Strategy for Long-Term vs Short-Term Investments
Investors who have a longer investment timeframe — for instance, those investing for retirement, which is 20 or more years away — may be willing to choose higher growth, higher risk stocks because they have time to try to recoup any losses they suffer.
Investors who are investing for the short-term — perhaps they want to buy a new house in two years, or their child will soon be heading off to college — may do best choosing a more conservative investment strategy to help maximize their savings and minimize their losses.
Step 6: Utilize Tools for Effective Stock Selection
There are tools that help you screen stocks. They’re available on many brokerage trading platforms, usually for free.
In addition, when selecting stocks, it can be a good idea to keep on top of news regarding the market in general as well as any specific sector or industry you might be interested in.
Navigating Stock Screeners and Tools
Stock screeners are tools that let you filter through many different stocks using criteria you choose based on your personal investment goals. You could screen by the industry or sector you’re considering, for instance, and by such data as on return on investment (ROI) or earnings per share (EPS). Look for these tools on brokerage trading platforms.
Keeping Up-to-Date with Market Trends
As discussed earlier, there are a number of market news sites you can follow to stay on top of the latest trends and happenings in the market. There are also financial podcasts you can listen to.
Step 7: Seek Answers to Your Stock-Picking Questions
Finally, before buying a stock, there are some key questions you should ask. These questions include:
• What does the company do?
• What is the company’s profit or revenue?
• What is the market for the company and who are the customers?
• What is the company’s price-to-earnings (PE) ratio?
• How does it differentiate itself from competitors?
• Why are you investing in this stock? What do you want it to do for your portfolio?
Once you research the answer to these questions, if the stock seems profitable and well-positioned for the future, you may want to consider it for your portfolio.
Picking stocks involves a number of steps, such as determining your investment goals, understanding your risk tolerance, and researching companies and stocks that are a good fit with your purpose for investing.
Consider carefully which stocks look strong and could help you meet your investment objectives. And remember to look for stocks that can help you diversify and balance your portfolio as you work to set yourself up for financial success.
Ready to invest in your goals? It’s easy to get started when you open an investment account with SoFi Invest. You can invest in stocks, exchange-traded funds (ETFs), mutual funds, alternative funds, and more. SoFi doesn’t charge commissions, but other fees apply (full fee disclosure here).
What is the best formula for picking stocks?
There is no one best formula for picking stocks. One strategy you can use involves several steps, such as: figuring out your investing goals, researching companies to make sure they are a good fit with your goals and that they’re profitable and have a good business plan in place for the future, and evaluating the stock’s price to make sure it’s a good value.

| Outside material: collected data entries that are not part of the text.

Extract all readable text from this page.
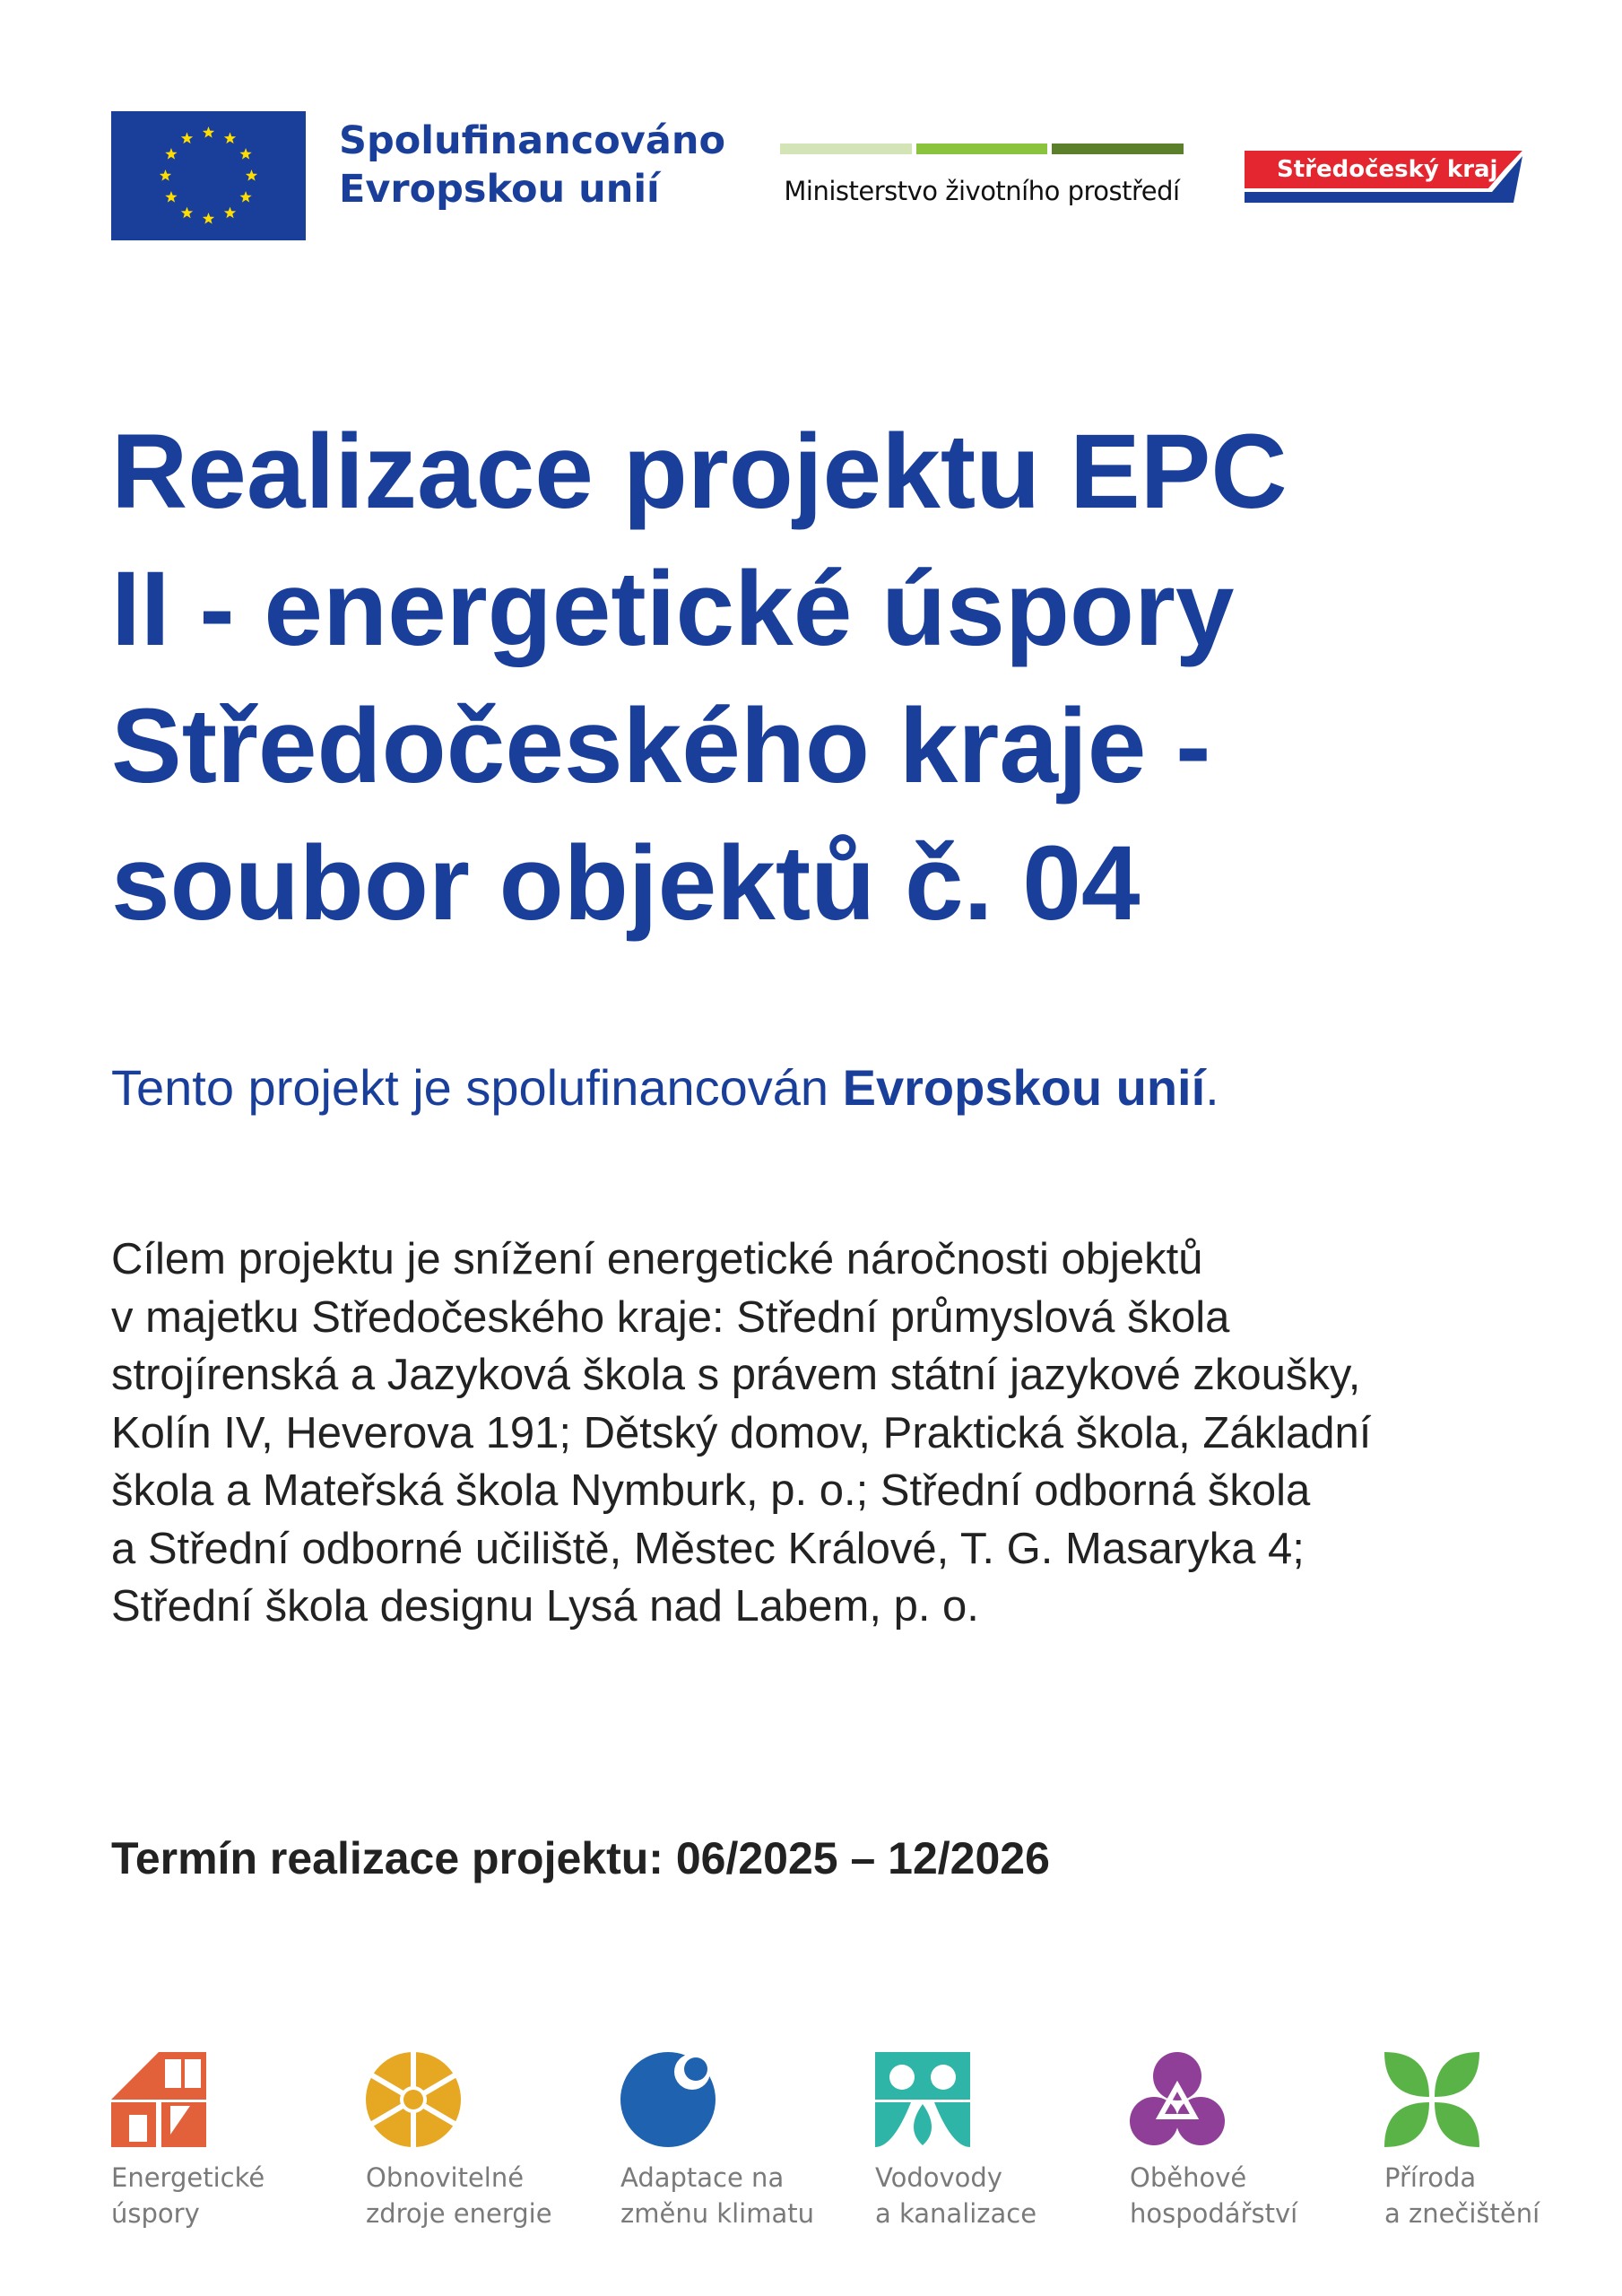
Spolufinancováno
Evropskou unií	Ministerstvo životního prostředí
Středočeský kraj
Realizace projektu EPC
II - energetické úspory
Středočeského kraje -
soubor objektů č. 04

Tento projekt je spolufinancován Evropskou unií.

Cílem projektu je snížení energetické náročnosti objektů
v majetku Středočeského kraje: Střední průmyslová škola
strojírenská a Jazyková škola s právem státní jazykové zkoušky,
Kolín IV, Heverova 191; Dětský domov, Praktická škola, Základní
škola a Mateřská škola Nymburk, p. o.; Střední odborná škola
a Střední odborné učiliště, Městec Králové, T. G. Masaryka 4;
Střední škola designu Lysá nad Labem, p. o.

Termín realizace projektu: 06/2025 – 12/2026

Energetické
úspory
Obnovitelné
zdroje energie
Adaptace na
změnu klimatu
Vodovody
a kanalizace
Oběhové
hospodářství
Příroda
a znečištění
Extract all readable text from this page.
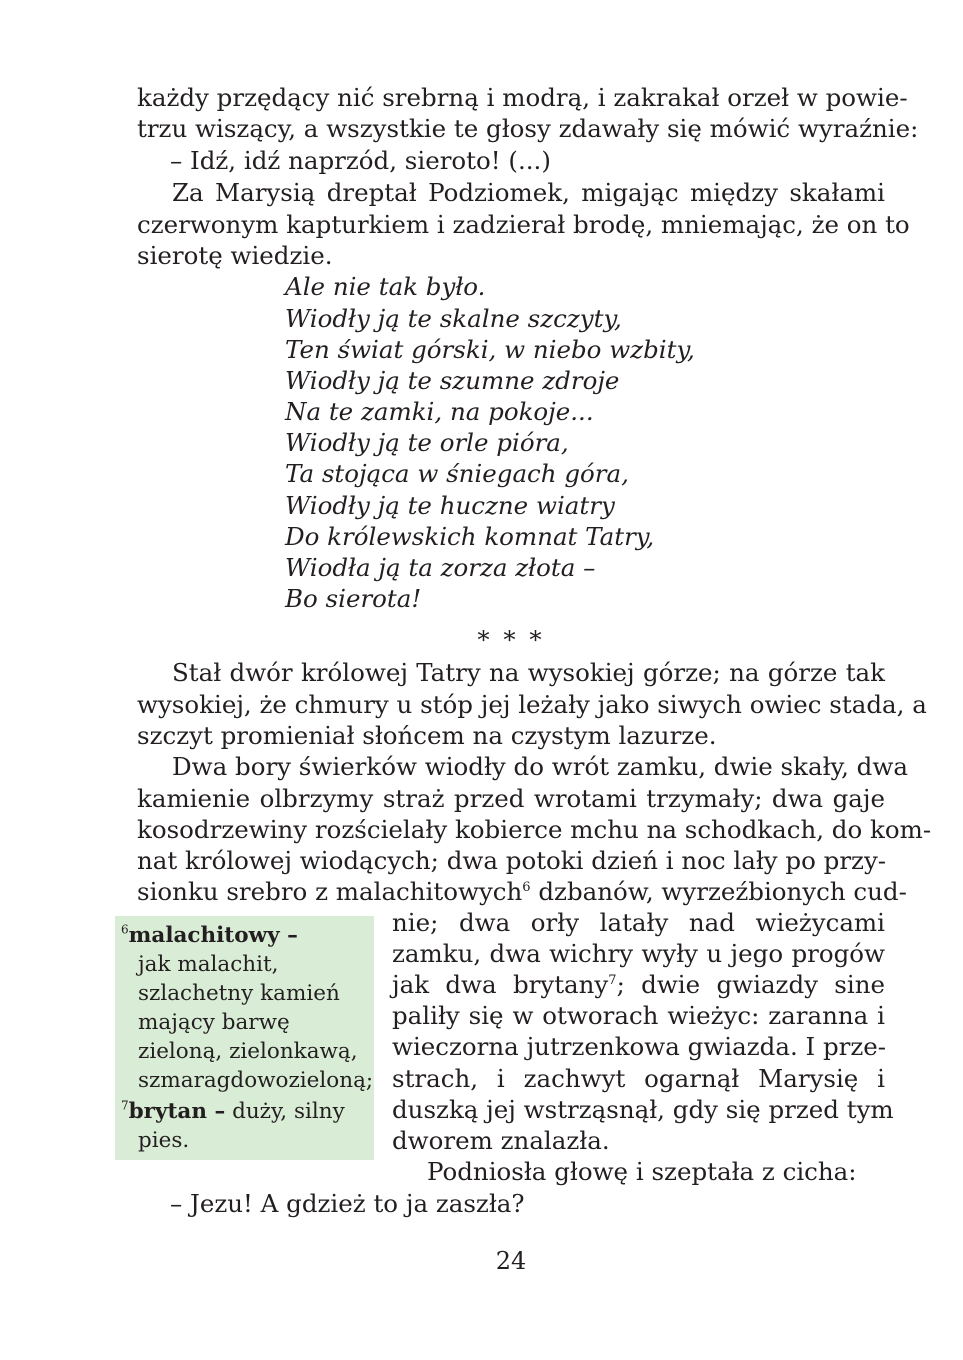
każdy przędący nić srebrną i modrą, i zakrakał orzeł w powie-
trzu wiszący, a wszystkie te głosy zdawały się mówić wyraźnie:
– Idź, idź naprzód, sieroto! (...)
Za Marysią dreptał Podziomek, migając między skałami
czerwonym kapturkiem i zadzierał brodę, mniemając, że on to
sierotę wiedzie.
Ale nie tak było.
Wiodły ją te skalne szczyty,
Ten świat górski, w niebo wzbity,
Wiodły ją te szumne zdroje
Na te zamki, na pokoje...
Wiodły ją te orle pióra,
Ta stojąca w śniegach góra,
Wiodły ją te huczne wiatry
Do królewskich komnat Tatry,
Wiodła ją ta zorza złota –
Bo sierota!
* * *
Stał dwór królowej Tatry na wysokiej górze; na górze tak
wysokiej, że chmury u stóp jej leżały jako siwych owiec stada, a
szczyt promieniał słońcem na czystym lazurze.
Dwa bory świerków wiodły do wrót zamku, dwie skały, dwa
kamienie olbrzymy straż przed wrotami trzymały; dwa gaje
kosodrzewiny rozścielały kobierce mchu na schodkach, do kom-
nat królowej wiodących; dwa potoki dzień i noc lały po przy-
sionku srebro z malachitowych$^6$ dzbanów, wyrzeźbionych cud-
nie; dwa orły latały nad wieżycami
zamku, dwa wichry wyły u jego progów
jak dwa brytany$^7$; dwie gwiazdy sine
paliły się w otworach wieżyc: zaranna i
wieczorna jutrzenkowa gwiazda. I prze-
strach, i zachwyt ogarnął Marysię i
duszką jej wstrząsnął, gdy się przed tym
dworem znalazła.
Podniosła głowę i szeptała z cicha:
– Jezu! A gdzież to ja zaszła?
$^6$malachitowy –
jak malachit,
szlachetny kamień
mający barwę
zieloną, zielonkawą,
szmaragdowozieloną;
$^7$brytan – duży, silny
pies.
24
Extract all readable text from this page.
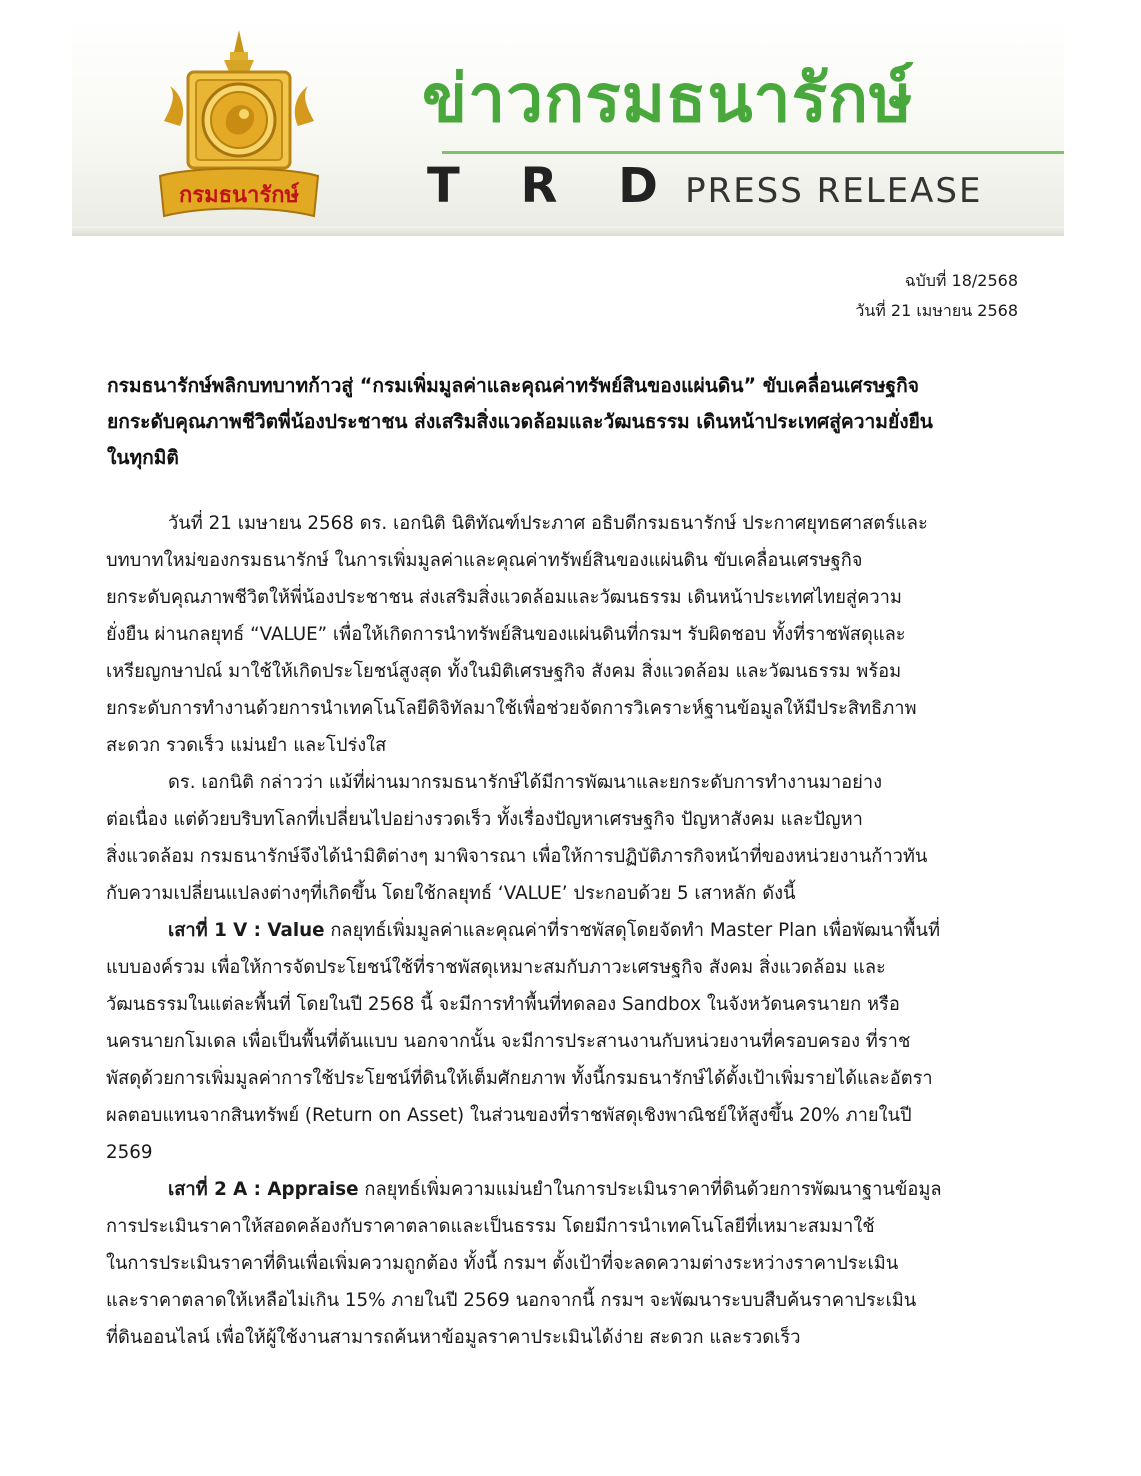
กรมธนารักษ์
ข่าวกรมธนารักษ์
T R D PRESS RELEASE
ฉบับที่ 18/2568
วันที่ 21 เมษายน 2568
กรมธนารักษ์พลิกบทบาทก้าวสู่ “กรมเพิ่มมูลค่าและคุณค่าทรัพย์สินของแผ่นดิน” ขับเคลื่อนเศรษฐกิจ
ยกระดับคุณภาพชีวิตพี่น้องประชาชน ส่งเสริมสิ่งแวดล้อมและวัฒนธรรม เดินหน้าประเทศสู่ความยั่งยืน
ในทุกมิติ
วันที่ 21 เมษายน 2568 ดร. เอกนิติ นิติทัณฑ์ประภาศ อธิบดีกรมธนารักษ์ ประกาศยุทธศาสตร์และ
บทบาทใหม่ของกรมธนารักษ์ ในการเพิ่มมูลค่าและคุณค่าทรัพย์สินของแผ่นดิน ขับเคลื่อนเศรษฐกิจ
ยกระดับคุณภาพชีวิตให้พี่น้องประชาชน ส่งเสริมสิ่งแวดล้อมและวัฒนธรรม เดินหน้าประเทศไทยสู่ความ
ยั่งยืน ผ่านกลยุทธ์ “VALUE” เพื่อให้เกิดการนำทรัพย์สินของแผ่นดินที่กรมฯ รับผิดชอบ ทั้งที่ราชพัสดุและ
เหรียญกษาปณ์ มาใช้ให้เกิดประโยชน์สูงสุด ทั้งในมิติเศรษฐกิจ สังคม สิ่งแวดล้อม และวัฒนธรรม พร้อม
ยกระดับการทำงานด้วยการนำเทคโนโลยีดิจิทัลมาใช้เพื่อช่วยจัดการวิเคราะห์ฐานข้อมูลให้มีประสิทธิภาพ
สะดวก รวดเร็ว แม่นยำ และโปร่งใส
ดร. เอกนิติ กล่าวว่า แม้ที่ผ่านมากรมธนารักษ์ได้มีการพัฒนาและยกระดับการทำงานมาอย่าง
ต่อเนื่อง แต่ด้วยบริบทโลกที่เปลี่ยนไปอย่างรวดเร็ว ทั้งเรื่องปัญหาเศรษฐกิจ ปัญหาสังคม และปัญหา
สิ่งแวดล้อม กรมธนารักษ์จึงได้นำมิติต่างๆ มาพิจารณา เพื่อให้การปฏิบัติภารกิจหน้าที่ของหน่วยงานก้าวทัน
กับความเปลี่ยนแปลงต่างๆที่เกิดขึ้น โดยใช้กลยุทธ์ ‘VALUE’ ประกอบด้วย 5 เสาหลัก ดังนี้
เสาที่ 1 V : Value กลยุทธ์เพิ่มมูลค่าและคุณค่าที่ราชพัสดุโดยจัดทำ Master Plan เพื่อพัฒนาพื้นที่
แบบองค์รวม เพื่อให้การจัดประโยชน์ใช้ที่ราชพัสดุเหมาะสมกับภาวะเศรษฐกิจ สังคม สิ่งแวดล้อม และ
วัฒนธรรมในแต่ละพื้นที่ โดยในปี 2568 นี้ จะมีการทำพื้นที่ทดลอง Sandbox ในจังหวัดนครนายก หรือ
นครนายกโมเดล เพื่อเป็นพื้นที่ต้นแบบ นอกจากนั้น จะมีการประสานงานกับหน่วยงานที่ครอบครอง ที่ราช
พัสดุด้วยการเพิ่มมูลค่าการใช้ประโยชน์ที่ดินให้เต็มศักยภาพ ทั้งนี้กรมธนารักษ์ได้ตั้งเป้าเพิ่มรายได้และอัตรา
ผลตอบแทนจากสินทรัพย์ (Return on Asset) ในส่วนของที่ราชพัสดุเชิงพาณิชย์ให้สูงขึ้น 20% ภายในปี
2569
เสาที่ 2 A : Appraise กลยุทธ์เพิ่มความแม่นยำในการประเมินราคาที่ดินด้วยการพัฒนาฐานข้อมูล
การประเมินราคาให้สอดคล้องกับราคาตลาดและเป็นธรรม โดยมีการนำเทคโนโลยีที่เหมาะสมมาใช้
ในการประเมินราคาที่ดินเพื่อเพิ่มความถูกต้อง ทั้งนี้ กรมฯ ตั้งเป้าที่จะลดความต่างระหว่างราคาประเมิน
และราคาตลาดให้เหลือไม่เกิน 15% ภายในปี 2569 นอกจากนี้ กรมฯ จะพัฒนาระบบสืบค้นราคาประเมิน
ที่ดินออนไลน์ เพื่อให้ผู้ใช้งานสามารถค้นหาข้อมูลราคาประเมินได้ง่าย สะดวก และรวดเร็ว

How does Warren Buffett pick a stock?
Warren Buffet’s strategy for picking a stock includes looking for stocks that are undervalued by the market in order to maximize returns. Buffet tends to buy stocks in businesses he understands and those that make sense to him. He also looks at a company’s management to see how it performs.
How do you know if a stock is good?
To help determine if a stock might be a good investment, get answers to questions about the way the company operates. For instance, how does it make money? How has it performed in the past? Are its products in demand? Is the company positioned for growth? Does it have a good management team in place?
Additionally, look at key metrics such as the price-to-earning (PE) ratio to help measure a stock’s value, and earnings per share (EPS) for an indication of its financial strength.